Hıristiyanlıktaki kast sistemi İslam’a benzemektedir. Yüksek kastlardan olan ve yabancı kökenli Hıristiyanlar, Dalit Hıristiyanlara karşı ayrımcılık yapmaktadır.
Çeşitli eyaletlerdeki Hıristiyan kast sistemi
Chamarlar, Adi Dravidler, Chuhralar gibi birçok alt kast, kitlesel olarak Hıristiyanlığa geçmiştir. Böylece “eşitlikçi” bir topluma ulaşacaklarını düşündüler, ancak din değiştirdikten sonra Hıristiyanlıkta bile ayrımcılıkların var olduğunu fark ettiler. Günümüzde bunlar “Dalit Hıristiyanlar” veya “Yeni Hıristiyanlar” olarak isimlendirilir. Bunların Hıristiyan azizlerden herhangi biriyle akraba oldukları düşünülmez.
Kerala
Bu eyalette başlıca üç tür Hıristiyan bulunmaktadır.

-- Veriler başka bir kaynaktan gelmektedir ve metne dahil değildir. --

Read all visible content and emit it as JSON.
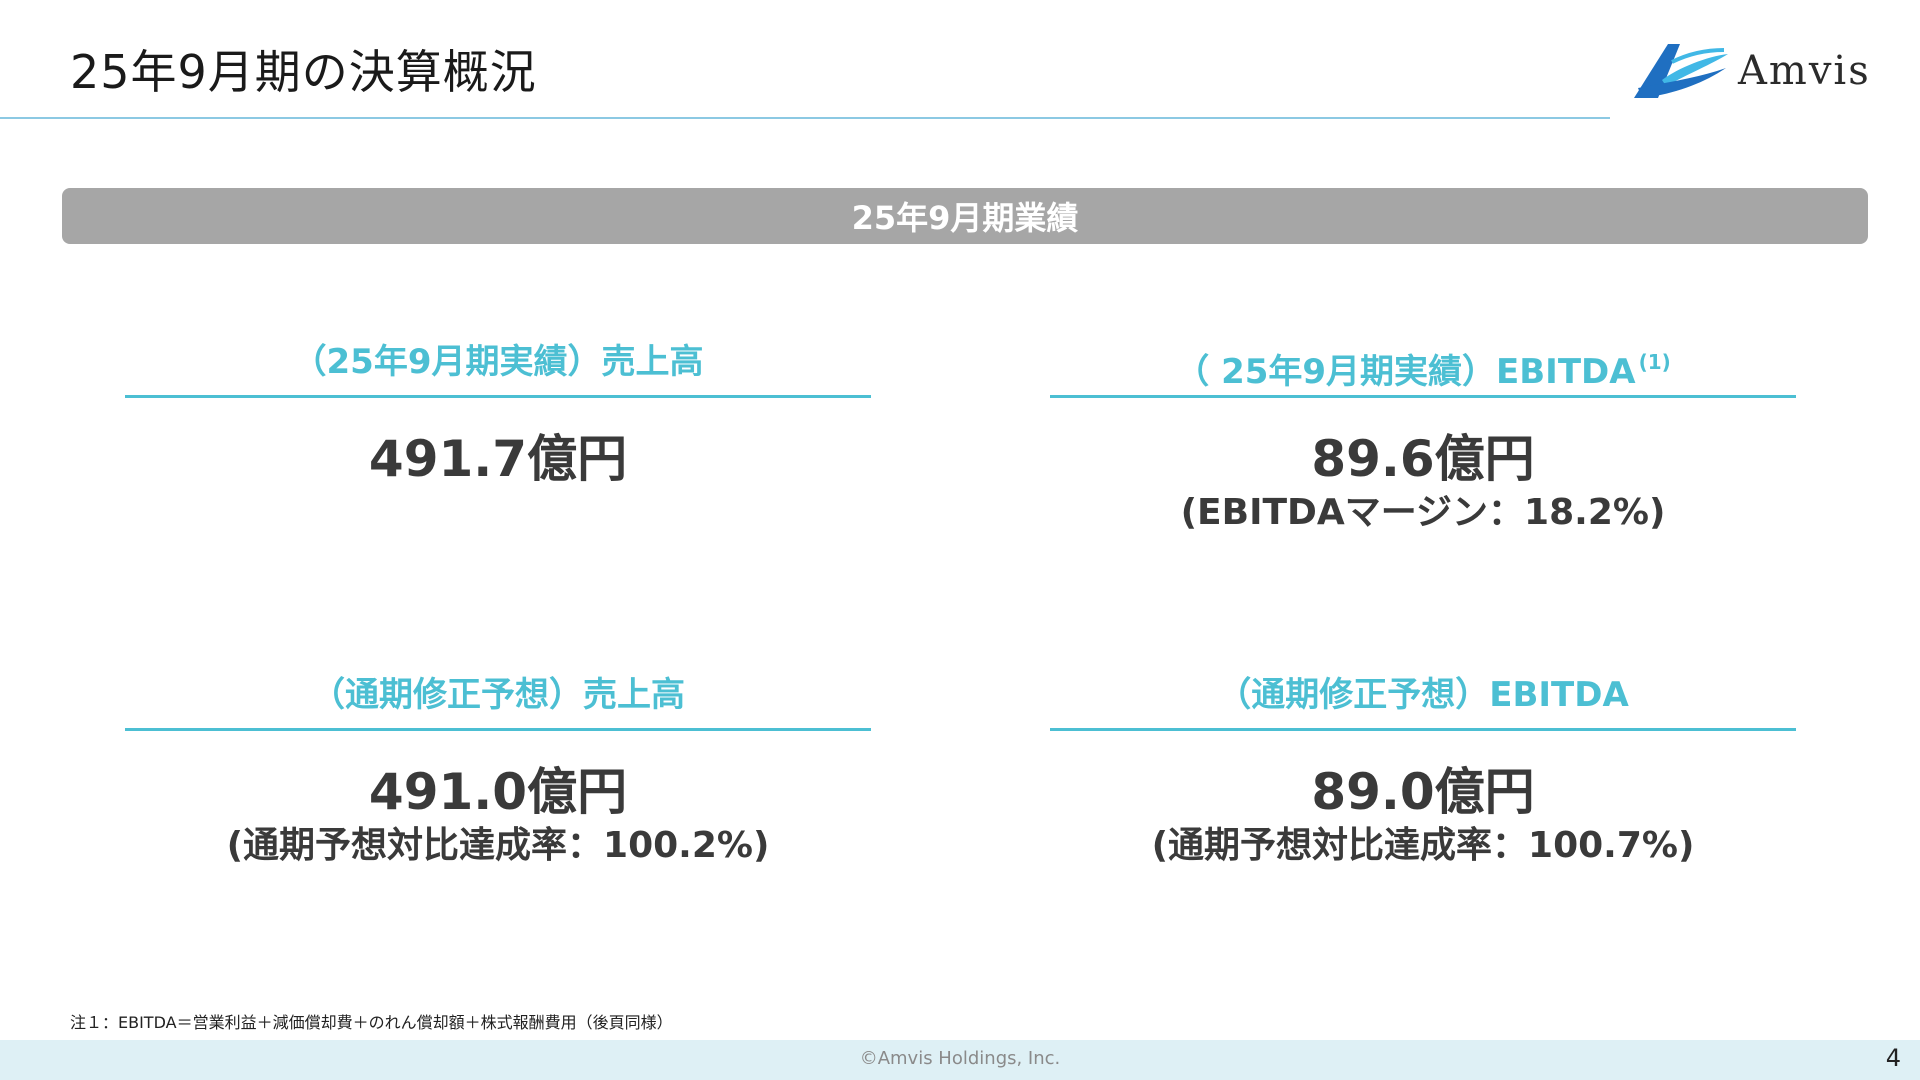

– Latin Katolikler. Bunlar arasında bulunan Aziz Thomas Hıristiyanları, kendilerinin doğrudan Aziz Thomas tarafından müjdelendiklerini iddia ettikleri için sonradan din değiştiren Hıristiyanlardan daha üstün oldukları kabul edilir.
– Güney Hindistan Kilisesi (Protestanlar)
– Dalit ve Nadar Hristiyanları
Goa
Hıristiyan Brahminler ve Kshatriyalar burada Dalit Hıristiyanlardan daha üstün kabul edilir. Ayrıca Portekiz kökenli Hristiyanlar da yüksek kast olarak görülür.
Kuzey Hindistan
Buradaki Dalit Hıristiyanlar Çamar ve Çuhra topluluklarından gelen din değiştirenlerdir. Bu bölgedeki “Bettiah Hristiyan” Topluluğu üst kastlardan oluşmaktadır.

Tamil Nadu
Burada Paravar, Nadar, Mukkuvar, Udayar, Adi Dravidler, Vellalar topluluklarından Hindular Hıristiyanlığa geçmiştir. Paravarların din değiştirmesi Portekiz yönetimi sırasında, Nadarların din değiştirmesi ise İngiliz yönetimi sırasında gerçekleşmiştir. Bu kastlar arasında Hıristiyan dinine geçme tarihine göre ayrımcılık yapılmaktadır.